A l'exception préliminaire d'irrecevabilité opposée par les institutions défenderesses, en raison de l'expiration du délai de recours, les requérantes opposent divers arguments, certains de caractère formel, d'autres étroitement liés au fond de l'affaire. En raison de la nécessité de considérer également ces dernières, nous ne pourrons pas toujours éviter d'aborder des points relatifs au bien-fondé des recours.
Voyons tout d'abord la thèse selon laquelle les demandes tendant au paiement des arrérages constitueraient une voie de recours autonome, et ne devraient donc pas être considérées comme soumises au délai de recours prévu par l'article 91 du statut.
Dans aucune partie de la demande introductive du recours, cependant, le paiement demandé n'est présenté comme une demande en réparation de dommage; jamais on n'invoque l'existence d'une faute de l'administration susceptible de justifier une demande d'indemnisation.
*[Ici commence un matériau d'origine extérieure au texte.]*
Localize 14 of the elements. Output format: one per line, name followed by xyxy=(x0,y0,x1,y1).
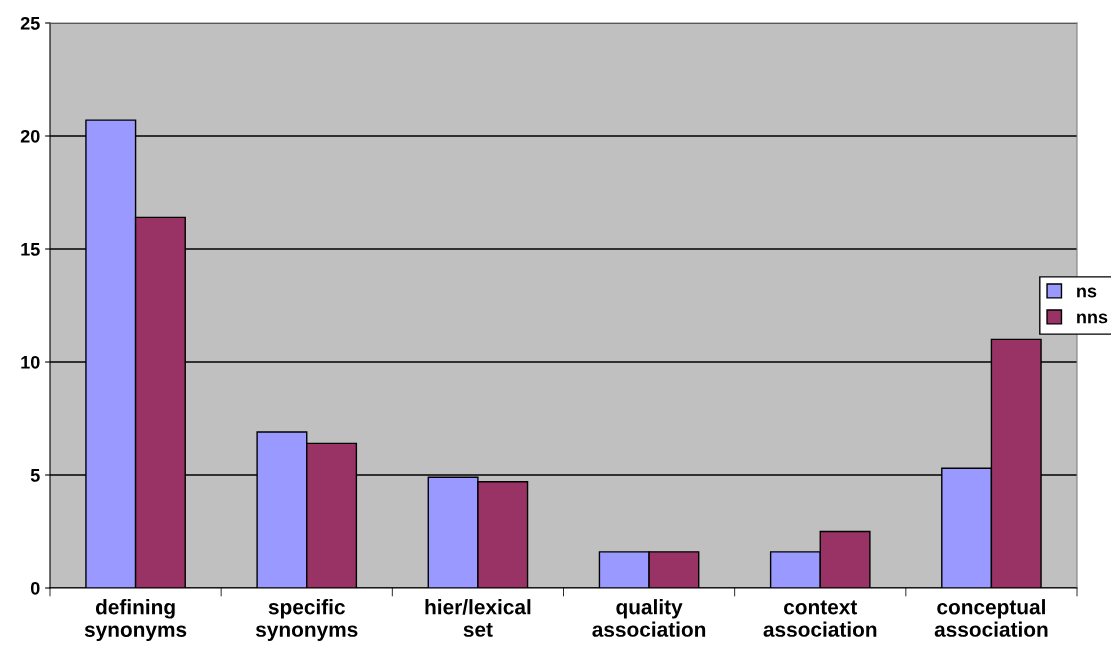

Ce n'est qu'au cours de la seconde séance de la procédure orale, que l'avocat des requérantes a parlé pour la première fois d'actions en indemnité en invoquant à ce sujet le précédent de l'arrêt 79-71, Heinemann (Recueil, 1972, p. 588).
En revanche, les actes écrits, y compris les observations sur l'exception d'irrecevabilité, tendent clairement à démontrer non pas l'existence d'une «faute de service» de l'administration, mais l'illégalité, soit de la décision initiale par laquelle l'indemnité a été refusée ou supprimée, soit du refus actuel opposé à la réclamation administrative ayant le même objet que les présents recours, puisque ce refus aurait un caractère discriminatoire par rapport au traitement accordé à Mes Sabbatini et
Bauduin, requérantes dans les affaires qui ont donné lieu à la constatation incidente d'illégalité de l'ancienne disposition de l'article 4, paragraphe 3, de l'annexe VII du statut, et qui ont donc abouti à l'annulation des décisions individuelles attaquées.
Il suffit de constater ici que le recours a été conçu sur la base de l'article 91 du statut et qu'une modification substantielle de la causa petendi survenue pendant la phase orale, relative à l'exception d'irrecevabilité soulevée par les défenderesses, est certainement inadmissible dans le cadre de la présente procédure.
En second lieu, une partie des requérantes soutient que les décisions initiales de suppression ou de refus de l'indemnité de dépaysement, qui les concernaient, ne leur auraient pas été régulièrement notifiées conformément à l'article 25 du statut, ce qui aurait empêché que le délai de recours commence à courir.
Il n'est pourtant pas douteux que ces requérantes, elles aussi, ont eu connaissance de la suppression ou du refus d'accorder l'indemnité de dépaysement à leur égard plus de trois mois (il s'agit souvent de plusieurs années) avant la présentation de la réclamation administrative effectuée par chacune d'elles à des dates différentes comprises entre le 25 juillet 1972 et le 14 novembre 1972. L'article 90, paragraphe 2, du statut des fonctionnaires dispose que le fonctionnaire peut présenter une
réclamation dirigée contre une acte lui faisant grief, dans un délai de trois mois à compter, s'il s'agit d'une décision individuelle, du jour de la notification au destinataire, ou, en tout cas, du jour où l'intéressé en a connaissance.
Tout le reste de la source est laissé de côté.